14/09/2020
Os adeptos de deixar tudo para a última hora, que contavam com mais um adiamento da Lei Geral de Proteção de Dados (LGPD), foram pegos de surpresa pelo Senado, que, em 26 de agosto, rejeitou a ampliação do prazo para a vigência até 31 de dezembro de 2020. O adiamento estava no artigo 4º da Medida Provisória nº 959/2020. Com isso, a legislação, que exige um processo complexo de adequação, depende apenas da sanção presidencial, o que pode ocorrer ainda em setembro. A LGPD garante direito à privacidade e segurança de dados pessoais e tem de ser cumprida por todos, entes públicos, empresas de qualquer porte, ONGs, bancos, consultórios médicos, escolas e quem quer que detenha informações sensíveis ou identificadoras de alguém.
No dia seguinte ao movimento do Senado, o governo federal publicou decreto, criando a estrutura da Autoridade Nacional de Proteção de Dados (ANPD), órgão que será responsável pela regulamentação da lei e fiscalização do seu cumprimento. As penalidades administrativas, que incluem multa de 2% do faturamento da empresa limitada a R$ 50 milhões para quem descumprir a legislação, foram postergadas para agosto de 2021, até que a ANPD seja criada de fato. Contudo, nada impede ações judiciais de titulares de dados ou por demanda de outros órgãos, como o Ministério Público Federal e os Procons, uma vez que a Lei nº 13.709 é de agosto de 2018.
As sanções administrativas só poderão ser aplicadas pela autoridade, porém o Judiciário pode aplicar as penais, diz Isabela Pompilio, advogada especialista em direito digital e sócia do TozziniFreire Advogados. Entre elas, a publicização da infração, o bloqueio e eliminação dos dados, a suspensão parcial do banco de dados e do exercício da atividade de tratamento de dados, além de sanções específicas. “Há um vazio de poder, sem a ANPD constituída, e o que se tem visto são outros órgãos do governo, como Senacon (Secretaria Nacional do Consumidor) e Cade (Conselho Administrativo de Defesa Econômica) proferindo decisões como se fossem a autoridade”, ressalta. Isso ocorre, segundo ela, porque o próprio governo está sofrendo com vazamento de dados.
Bancos, operadoras de telefonia, agências reguladoras, redes sociais e aplicativos já tiveram os dados de brasileiros vazados. “Sem a implementação efetiva da ANPD fica um cenário de incertezas e insegurança jurídica para as empresas brasileiras. Mas não dá mais para adiar. Dois anos se passaram da aprovação da lei e as empresas continuam esperneando com a entrada em vigor”, observa. “O Brasil precisa fazer com que a lei entre logo em vigor. Tudo circula pela internet. Não tem mais desculpa de pandemia. Isso provoca fuga do capital estrangeiro do país.”

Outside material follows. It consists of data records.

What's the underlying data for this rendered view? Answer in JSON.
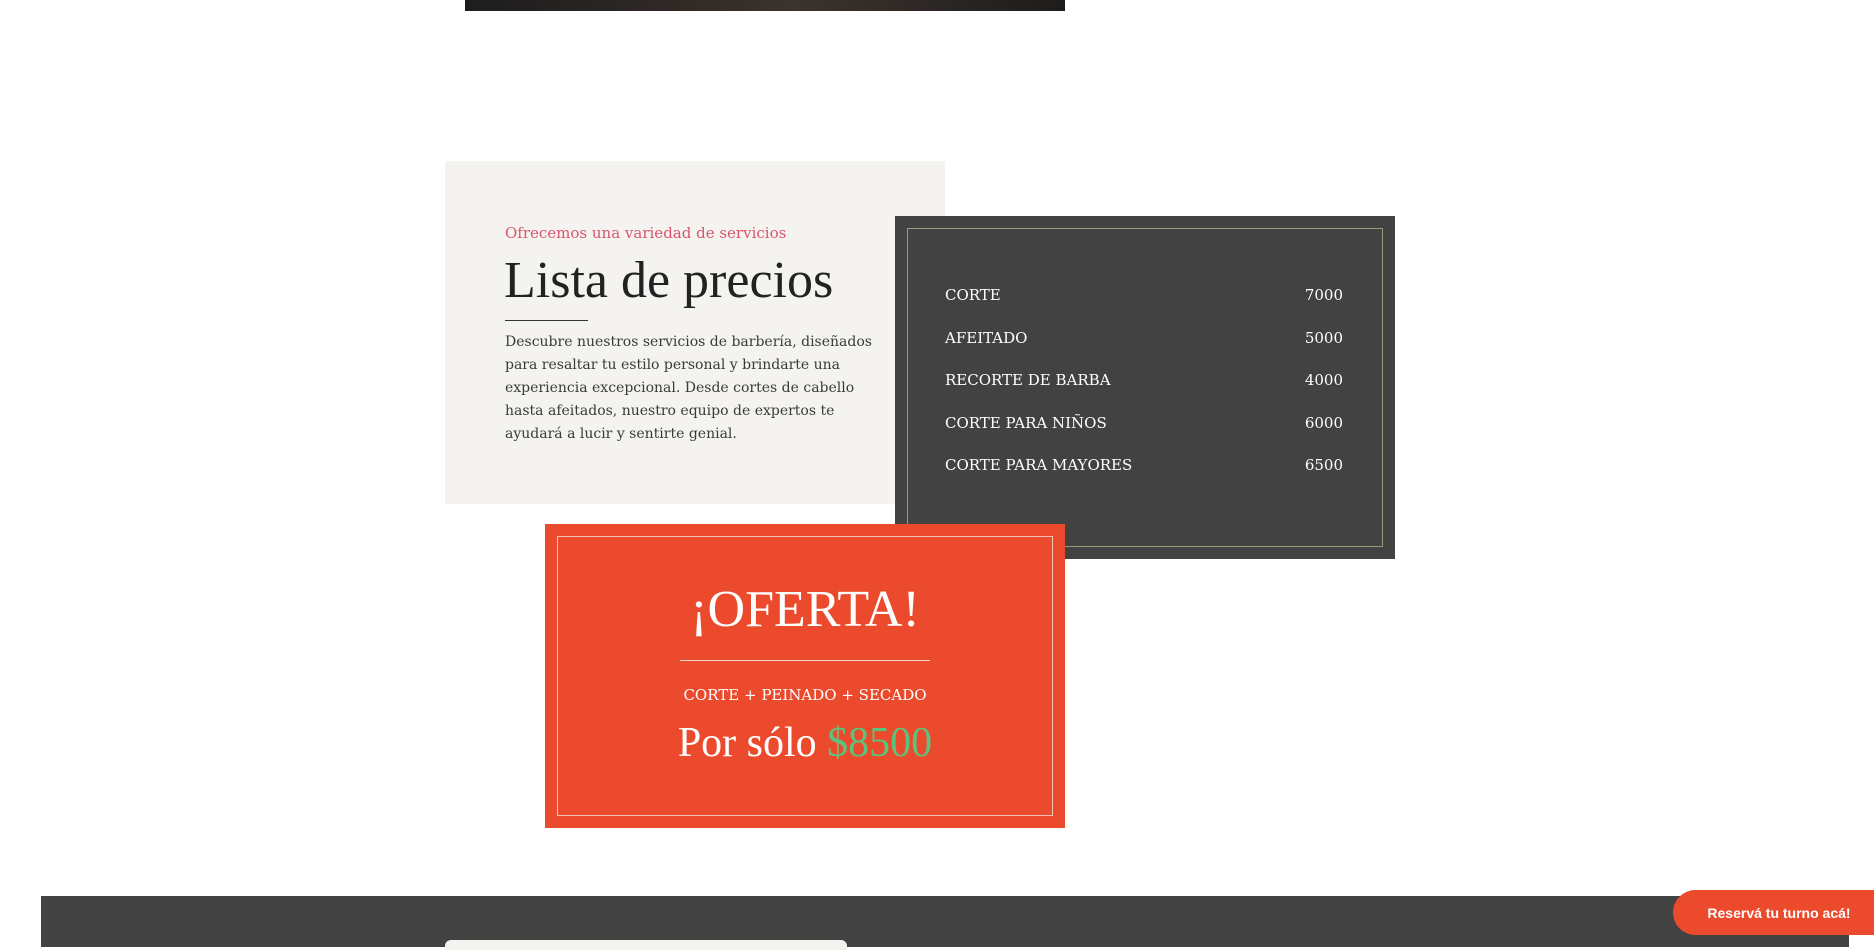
{
  "intro": {
    "eyebrow": "Ofrecemos una variedad de servicios",
    "title": "Lista de precios",
    "description": "Descubre nuestros servicios de barbería, diseñados para resaltar tu estilo personal y brindarte una experiencia excepcional. Desde cortes de cabello hasta afeitados, nuestro equipo de expertos te ayudará a lucir y sentirte genial."
  },
  "prices": {
    "items": [
      {
        "name": "CORTE",
        "price": "7000"
      },
      {
        "name": "AFEITADO",
        "price": "5000"
      },
      {
        "name": "RECORTE DE BARBA",
        "price": "4000"
      },
      {
        "name": "CORTE PARA NIÑOS",
        "price": "6000"
      },
      {
        "name": "CORTE PARA MAYORES",
        "price": "6500"
      }
    ]
  },
  "offer": {
    "title": "¡OFERTA!",
    "subtitle": "CORTE + PEINADO + SECADO",
    "price_prefix": "Por sólo",
    "price_amount": "$8500"
  },
  "booking": {
    "label": "Reservá tu turno acá!"
  },
  "colors": {
    "accent_red": "#ec4a2c",
    "accent_pink": "#d9556e",
    "accent_green": "#5cc37d",
    "dark_panel": "#424242",
    "light_panel": "#f4f3ef"
  }
}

Em vez de torcer para o adiamento, o país deveria lamentar pelo atraso da LGPD, alerta Júlio Almeida, head de compliance da Wavy Global. “O mercado já vem cobrando isso. Na Wavy somos cobrados porque a empresa é internacional e opera no México, que tem lei desde 2010, na Colômbia e no Chile, onde há legislação desde 2012, e na Argentina, que há 20 anos protege os dados. Somos os últimos. O Brasil está atrasado”, diz.

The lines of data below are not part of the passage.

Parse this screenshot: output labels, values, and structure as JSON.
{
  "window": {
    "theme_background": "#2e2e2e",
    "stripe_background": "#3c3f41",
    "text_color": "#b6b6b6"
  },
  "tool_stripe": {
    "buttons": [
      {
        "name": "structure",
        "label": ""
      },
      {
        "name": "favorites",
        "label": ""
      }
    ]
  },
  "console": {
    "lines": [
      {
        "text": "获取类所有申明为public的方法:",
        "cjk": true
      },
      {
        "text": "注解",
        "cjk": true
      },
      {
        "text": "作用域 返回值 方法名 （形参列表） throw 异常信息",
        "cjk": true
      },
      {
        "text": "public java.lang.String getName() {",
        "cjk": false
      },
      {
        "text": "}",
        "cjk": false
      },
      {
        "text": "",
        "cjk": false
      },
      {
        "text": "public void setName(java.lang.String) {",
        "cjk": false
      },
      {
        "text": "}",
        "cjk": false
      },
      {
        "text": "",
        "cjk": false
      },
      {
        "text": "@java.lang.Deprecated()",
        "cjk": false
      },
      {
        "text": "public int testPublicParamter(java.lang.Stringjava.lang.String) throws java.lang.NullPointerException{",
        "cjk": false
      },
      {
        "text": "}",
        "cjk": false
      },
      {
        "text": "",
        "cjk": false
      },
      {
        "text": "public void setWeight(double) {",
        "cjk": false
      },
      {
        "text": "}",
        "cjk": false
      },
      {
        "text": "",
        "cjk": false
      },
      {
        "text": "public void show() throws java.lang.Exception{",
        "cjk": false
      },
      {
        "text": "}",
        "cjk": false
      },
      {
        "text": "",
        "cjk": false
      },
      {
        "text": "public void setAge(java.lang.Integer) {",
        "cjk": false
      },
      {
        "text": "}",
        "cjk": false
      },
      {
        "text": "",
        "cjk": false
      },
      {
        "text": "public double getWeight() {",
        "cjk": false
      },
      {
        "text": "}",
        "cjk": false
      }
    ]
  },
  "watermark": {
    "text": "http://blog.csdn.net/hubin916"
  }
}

Almeida ressalta que penalidades e multas já são aplicadas e uma série de empresas foi multada. “O próprio Facebook foi multado pelo TJ (Tribunal de Justiça) de São Paulo, em torno de R$ 6 milhões. A conformidade não é opcional. Todas as empresas e entes públicos precisam se adequar”, afirma. Conforme o especialista, a LGPD permeia privacidade e segurança. A lei prevê 10 princípios (veja quadro acima). “Se qualquer dado vazar, a empresa está em maus lençóis. Se um hacker invadir, também, porque a segurança é uma exigência.”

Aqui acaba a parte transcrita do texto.